Все шло как будто нормально. Вроде начал Тимур теоретически осваивать этот танк. И хлопцы подобрались что надо, и название их группы было прекрасное — «Отряд непобедимых». Правда, в глубине души он не очень-то верил, что его мечта может осуществиться, так как видел и колючую проволоку на стенах базы, и часовых у ворот, и понимал, что никто им «поиграться» в танке не позволит. Да и куда бы они поехали? Но как интересно было строить планы, мечтать о поездке на танке, уведенном у немцев из-под самого носа. От одной этой мысли дух захватывало и уши огнем пылали. И вот подлец Гришка оказался ничтожным предателем. А Тышля?.. Это ведь он все раскопал. Было бы хорошо, если бы отец скрутил голову Тышле. Придется все рассказать отцу, конечно, не так, как было в самом деле, а как он рассказывал гауптману. Нужно самом у первому, ведь все равно узнает. Отец ему поверит, может всыпать, конечно, за баловство, но поверит. Нужно только твердо стоять на своем — игра и все. Слава богу, Васька все сразу понял и поддержал. Молодец! Настоящий друг. А ведь если бы растерялся, могло повернуться и по-иному. Вначале гауптман на него так смотрел, будто проколоть взглядом хотел. Боятся. Даже таких пацанов боятся. Отец тоже дрожит. Нервный стал, последнее время газеты уже и в руки не берет, мало радости читать, что немцы отступают, отступают. Пропадет их несчастная семья. Из-за отца. И он, Тимур, пропадет — сын начальника полиции... Связаться с партизанами? Как с ними свяжешься? Найдешь кого — не поверят, да и могут сказать: что толку от мальчишки? Беда.

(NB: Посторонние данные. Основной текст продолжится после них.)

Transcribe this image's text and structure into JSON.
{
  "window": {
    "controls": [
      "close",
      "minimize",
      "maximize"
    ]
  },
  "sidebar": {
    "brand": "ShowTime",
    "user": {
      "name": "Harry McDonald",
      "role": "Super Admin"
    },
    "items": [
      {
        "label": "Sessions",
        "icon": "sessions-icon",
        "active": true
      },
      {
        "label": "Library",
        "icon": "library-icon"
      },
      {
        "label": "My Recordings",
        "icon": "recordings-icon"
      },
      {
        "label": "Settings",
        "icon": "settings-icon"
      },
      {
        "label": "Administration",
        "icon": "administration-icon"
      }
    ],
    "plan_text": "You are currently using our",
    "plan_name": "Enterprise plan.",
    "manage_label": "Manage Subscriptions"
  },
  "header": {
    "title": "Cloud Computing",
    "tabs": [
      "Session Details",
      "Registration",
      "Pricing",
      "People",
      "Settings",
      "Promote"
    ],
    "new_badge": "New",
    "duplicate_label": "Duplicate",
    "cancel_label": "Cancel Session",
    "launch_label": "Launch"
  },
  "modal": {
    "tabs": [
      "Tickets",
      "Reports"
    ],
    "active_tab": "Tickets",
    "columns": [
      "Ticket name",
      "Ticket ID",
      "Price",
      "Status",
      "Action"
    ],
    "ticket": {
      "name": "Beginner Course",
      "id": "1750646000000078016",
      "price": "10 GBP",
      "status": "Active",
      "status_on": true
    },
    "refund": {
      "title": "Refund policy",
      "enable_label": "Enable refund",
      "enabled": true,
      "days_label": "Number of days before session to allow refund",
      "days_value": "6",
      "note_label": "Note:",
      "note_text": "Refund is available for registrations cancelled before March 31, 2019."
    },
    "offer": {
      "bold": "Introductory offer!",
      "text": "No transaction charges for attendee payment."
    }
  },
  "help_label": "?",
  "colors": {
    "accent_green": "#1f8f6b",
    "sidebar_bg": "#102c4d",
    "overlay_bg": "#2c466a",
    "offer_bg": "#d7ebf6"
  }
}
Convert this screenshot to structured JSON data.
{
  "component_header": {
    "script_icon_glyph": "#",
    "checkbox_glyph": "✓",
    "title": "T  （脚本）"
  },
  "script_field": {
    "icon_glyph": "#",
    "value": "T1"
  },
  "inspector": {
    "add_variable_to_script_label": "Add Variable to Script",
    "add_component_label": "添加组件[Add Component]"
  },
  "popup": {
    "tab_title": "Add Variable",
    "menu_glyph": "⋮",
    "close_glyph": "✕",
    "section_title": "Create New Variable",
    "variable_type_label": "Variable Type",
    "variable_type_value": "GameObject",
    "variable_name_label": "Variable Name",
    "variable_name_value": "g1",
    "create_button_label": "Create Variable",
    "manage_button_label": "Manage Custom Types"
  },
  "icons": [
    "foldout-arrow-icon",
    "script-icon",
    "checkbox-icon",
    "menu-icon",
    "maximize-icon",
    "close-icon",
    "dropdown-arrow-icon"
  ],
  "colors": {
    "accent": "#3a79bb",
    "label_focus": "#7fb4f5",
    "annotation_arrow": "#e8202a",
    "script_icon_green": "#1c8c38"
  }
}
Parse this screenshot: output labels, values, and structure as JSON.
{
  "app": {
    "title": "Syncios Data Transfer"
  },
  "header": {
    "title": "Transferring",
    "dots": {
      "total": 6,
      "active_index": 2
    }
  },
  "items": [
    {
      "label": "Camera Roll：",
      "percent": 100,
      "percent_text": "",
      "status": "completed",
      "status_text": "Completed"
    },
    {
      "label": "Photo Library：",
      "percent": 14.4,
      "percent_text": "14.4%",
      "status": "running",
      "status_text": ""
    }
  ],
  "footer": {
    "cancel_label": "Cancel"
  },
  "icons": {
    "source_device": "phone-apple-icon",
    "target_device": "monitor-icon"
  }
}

С такими мыслями шел Тимур Строкатов домой. Знал он, что ему влетит от отца за всю эту историю, но не очень-то печалился: если бы только это! Мальчик даже не мог заподозрить, что их наивный, разоблаченный Тышлей заговор «непобедимых» повлечет за собой такие последствия, какие приведут в отчаяние участников другого заговора, людей, для которых побег на отремонтированном танке был вопросом жизни и смерти.
Как только Тышля закрыл за собой дверь, начальник рембазы достал из ящика стола новенький большой блокнот и, отвинтив колпачок вечной ручки «пеликан» с золотым пером, приготовился писать докладную. Первая фраза не складывалась. Между тем, от нее зависело многое. Нужно было сразу же взять правильный тон, не допускать преувеличений, а лишь по-деловому подчеркнуть, что и такая опасность, кажущаяся почти фантастической, не исключается , хотя степень вероятности ее невелика .

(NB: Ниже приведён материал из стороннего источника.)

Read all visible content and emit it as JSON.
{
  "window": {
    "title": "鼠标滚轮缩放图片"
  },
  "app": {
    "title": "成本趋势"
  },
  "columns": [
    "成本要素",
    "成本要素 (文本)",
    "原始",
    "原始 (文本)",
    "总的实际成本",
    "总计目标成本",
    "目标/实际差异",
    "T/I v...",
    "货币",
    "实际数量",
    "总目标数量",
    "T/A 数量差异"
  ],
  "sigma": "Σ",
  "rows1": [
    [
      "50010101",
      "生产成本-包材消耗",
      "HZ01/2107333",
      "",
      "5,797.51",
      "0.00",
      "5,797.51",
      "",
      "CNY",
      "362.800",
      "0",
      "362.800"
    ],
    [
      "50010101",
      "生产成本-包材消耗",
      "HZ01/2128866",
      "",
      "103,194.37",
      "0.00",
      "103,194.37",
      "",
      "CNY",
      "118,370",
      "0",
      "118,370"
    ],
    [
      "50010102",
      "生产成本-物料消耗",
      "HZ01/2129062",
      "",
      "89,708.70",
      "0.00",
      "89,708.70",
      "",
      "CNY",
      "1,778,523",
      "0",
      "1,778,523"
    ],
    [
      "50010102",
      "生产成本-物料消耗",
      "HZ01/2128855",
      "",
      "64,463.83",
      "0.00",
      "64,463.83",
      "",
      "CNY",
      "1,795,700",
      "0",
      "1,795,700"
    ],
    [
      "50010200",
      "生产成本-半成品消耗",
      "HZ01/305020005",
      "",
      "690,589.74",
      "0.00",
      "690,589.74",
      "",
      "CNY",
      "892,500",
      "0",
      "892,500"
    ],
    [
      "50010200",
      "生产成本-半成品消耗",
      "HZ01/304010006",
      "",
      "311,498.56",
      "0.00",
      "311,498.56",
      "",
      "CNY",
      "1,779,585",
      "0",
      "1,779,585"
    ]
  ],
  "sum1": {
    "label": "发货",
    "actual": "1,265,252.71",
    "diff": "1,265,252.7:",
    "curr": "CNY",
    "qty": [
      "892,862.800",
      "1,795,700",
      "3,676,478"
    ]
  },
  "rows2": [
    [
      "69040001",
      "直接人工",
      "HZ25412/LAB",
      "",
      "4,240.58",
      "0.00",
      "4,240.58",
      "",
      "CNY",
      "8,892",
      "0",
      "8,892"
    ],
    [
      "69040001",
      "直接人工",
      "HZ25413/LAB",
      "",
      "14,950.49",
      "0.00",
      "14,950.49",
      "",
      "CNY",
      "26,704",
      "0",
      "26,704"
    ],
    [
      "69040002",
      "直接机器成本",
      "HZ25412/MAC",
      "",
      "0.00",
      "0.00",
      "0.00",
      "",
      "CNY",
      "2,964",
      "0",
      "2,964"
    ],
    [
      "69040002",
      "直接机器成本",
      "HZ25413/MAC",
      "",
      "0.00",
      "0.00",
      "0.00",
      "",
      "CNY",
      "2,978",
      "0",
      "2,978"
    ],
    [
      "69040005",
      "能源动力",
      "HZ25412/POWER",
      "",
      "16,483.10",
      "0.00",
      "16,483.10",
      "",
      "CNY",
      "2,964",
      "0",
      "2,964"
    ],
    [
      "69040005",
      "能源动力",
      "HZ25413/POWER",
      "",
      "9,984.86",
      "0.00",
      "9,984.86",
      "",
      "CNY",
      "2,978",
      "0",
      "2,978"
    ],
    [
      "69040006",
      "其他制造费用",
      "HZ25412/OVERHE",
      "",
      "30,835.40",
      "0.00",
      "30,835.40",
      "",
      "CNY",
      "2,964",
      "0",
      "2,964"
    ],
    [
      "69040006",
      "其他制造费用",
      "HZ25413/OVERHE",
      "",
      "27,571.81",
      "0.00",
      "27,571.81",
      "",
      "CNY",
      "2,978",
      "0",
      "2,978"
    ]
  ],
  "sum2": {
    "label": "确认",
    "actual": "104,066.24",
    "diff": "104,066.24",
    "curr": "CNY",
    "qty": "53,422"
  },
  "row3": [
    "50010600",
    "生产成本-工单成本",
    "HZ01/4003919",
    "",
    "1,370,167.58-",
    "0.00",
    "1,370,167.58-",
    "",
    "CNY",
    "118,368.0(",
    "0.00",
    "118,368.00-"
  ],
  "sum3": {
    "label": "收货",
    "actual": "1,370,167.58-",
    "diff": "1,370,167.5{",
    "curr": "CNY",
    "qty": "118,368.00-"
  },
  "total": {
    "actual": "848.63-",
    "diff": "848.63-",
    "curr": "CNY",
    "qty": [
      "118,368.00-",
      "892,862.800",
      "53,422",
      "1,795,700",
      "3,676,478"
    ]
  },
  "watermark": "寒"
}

Тут в дверь снова постучали, на этот раз довольно громко и решительно. Явился командир «тигра» лейтенант Бегнер. На правах боевого фронтовика, которому доверили командовать самым новым и мощным танком, он вел себя с начальником ремонтной базы подчеркнуто независимо и даже чуточку развязно.
— Гауптман, две важных новости, — заявил лейтенант с порога. — Во-первых, нашлись наши вагоны. Во избежание неприятности их направили более безопасным южным путем, через Львов — Тернополь — Казачин. Сейчас они застряли в Жмеринке. — Танкист хорошо выговаривал названия советских городов и, видимо, не прочь был щегольнуть этим. — Прибудут послезавтра или даже завтра вечером — четыре вагона и платформа. Я сам завтра утром отправлюсь в Жмеринку и постараюсь при первой же возможности протолкнуть вагончики.
— Это было бы великолепно, — искренне обрадовавшись, воскликнул Верк. — Я буду благодарен вам, лейтенант.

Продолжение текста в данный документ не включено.